This is ~20% more than that Axi (tested back-to-back) and also 200 Watts more than the Hacker A50-14L (the same signification)...

It really surprised people here since it is such a bargain.



DarZeelon,

If a motor draws more power on a given prop, that does not automatically mean is a more powerfull motor. You must also compare the RPM its turning on exactly the same prop.

A less efficient motor will always draw more power than a more efficient motor on the same load (prop) - but if it is turning that prop at the same or lower RPM then its a loosing proposition :)

Even if its turning it faster - it needs to be turning enough faster to justify the extra power used.

Putting watts into heating air instead of moving air is a poor use of amps :)

Give us some relative rpm readings using the same prop and I can tell you which motors is more efficient.

Larry

DarZeelon
01-19-2008, 06:48 AM
DarZeelon,

If a motor draws more power on a given prop, that does not automatically mean is a more powerfull motor. You must also compare the RPM its turning on exactly the same prop.

A less efficient motor will always draw more power than a more efficient motor on the same load (prop) - but if it is turning that prop at the same or lower RPM then its a loosing proposition :)

Even if its turning it faster - it needs to be turning enough faster to justify the extra power used.

Putting watts into heating air instead of moving air is a poor use of amps :)

Give us some relative rpm readings using the same prop and I can tell you which motors is more efficient.

Larry

You are correct, Larry.


In this test we did not actually compare the RPM, just listened and it sounded more powerful...

But had there been a very diminished level of efficiency, the motor would have become much hotter...
This KD motor could be 'fisted' immediately following the flight.

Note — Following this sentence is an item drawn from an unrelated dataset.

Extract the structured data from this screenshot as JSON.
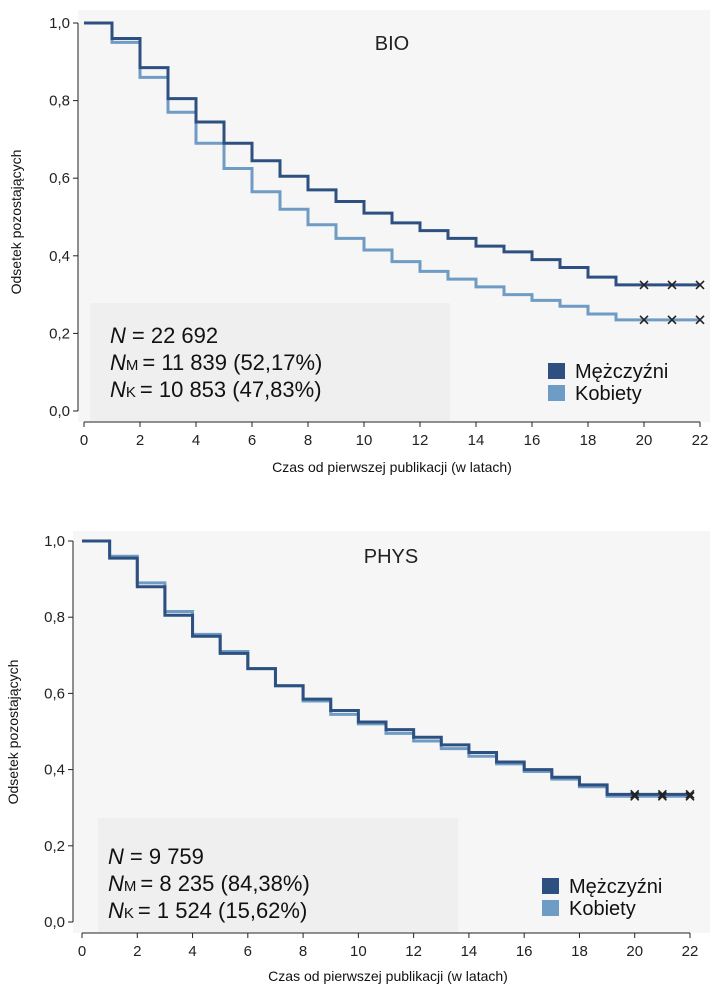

It was not hotter than the Axi was.

Cheers.

Larry3215
01-19-2008, 07:11 AM
Get some rpm numbers on the same exact prop along with volts and amps and then you canmake a good comparison.

Another thing to keep in mind is that even small differences in the Kv of the motors will cause significant differences in the amp draw. the higher Kv motor will draw morwe current as it trys to spin the prop faster.

Its important to have all the relavant data when making comparisons.

Weight is a factor as well.

By the way - Im not knocking the KD motors - dont have enough data to do that :)

Larry

DarZeelon
01-19-2008, 07:18 AM
Larry,


I still don't have a model for this motor, so this test was done with the favor of the Axi owner (the KD motor is a 3 minute, drop-in replacement for it in his plane).

...Even the Watt meter and the prop were his...

When I have an update, I'll sure post it.

The weight and the appearance of these two motors is the same, BTW.

Cheers.

Bill G
03-28-2008, 12:55 AM
How many Poles?

Simibill I opened this thread up and was expecting to see a good joke.:D

Bill

Dr Kiwi
03-29-2008, 07:32 PM
Since you seem desperate for one, Bill:

<center>A Polish man was walking down the street ...

</center>A Polish man was walking down the street, carrying a brown paper bag. He ran into one of his friends, who asked, "Hey! What do you have in the bag?"
The man tells his friend that he has some fish in the bag.
His friend says, "Well, I'll make you a bet. If I can guess how many fish you have in the bag, you'll have to give me one."

The man says, "I'll tell you what. If you tell me how many fish I have in this bag, I'll give you both of them."

ron_van_sommeren
03-29-2008, 09:50 PM
...
But on a typical brushless outrunner motor used, with 12 electromagnetic 'stator teeth', these poles are not grouped... www.actro.de outrunners, years before outrunners became popular, in fact, the first ones.

http://www.actro.de/bilder/gross/actroSchnittmodell.gif

DarZeelon
03-30-2008, 01:06 AM
Well, Ron,


This specific brushless motor does seem to have grouped stator-teeth...

They are grouped diffferently from what I had initially envisioned.
I thought of each 'tooth' being a member of one windings group...

Here, each stator tooth is a member of all three windings groups, depending on which is currently energized and what its polarity is...


Cheers,

Dar

ron_van_sommeren
03-30-2008, 10:35 PM
It's the only winding of this type I've seen in 'our' RC e-flightmotors, and these Actro (excellent quality) motors have been around for at least ten years.

DarZeelon
03-31-2008, 06:28 AM
Ron,


I will need to take apart a few more brushless motors to be sure...

It does make sense that all applicable 'teeth' be energized, at any time.
I.e. if a stator tooth can pull an adjacent magnetic pole in the right direction, it must be powered to do so.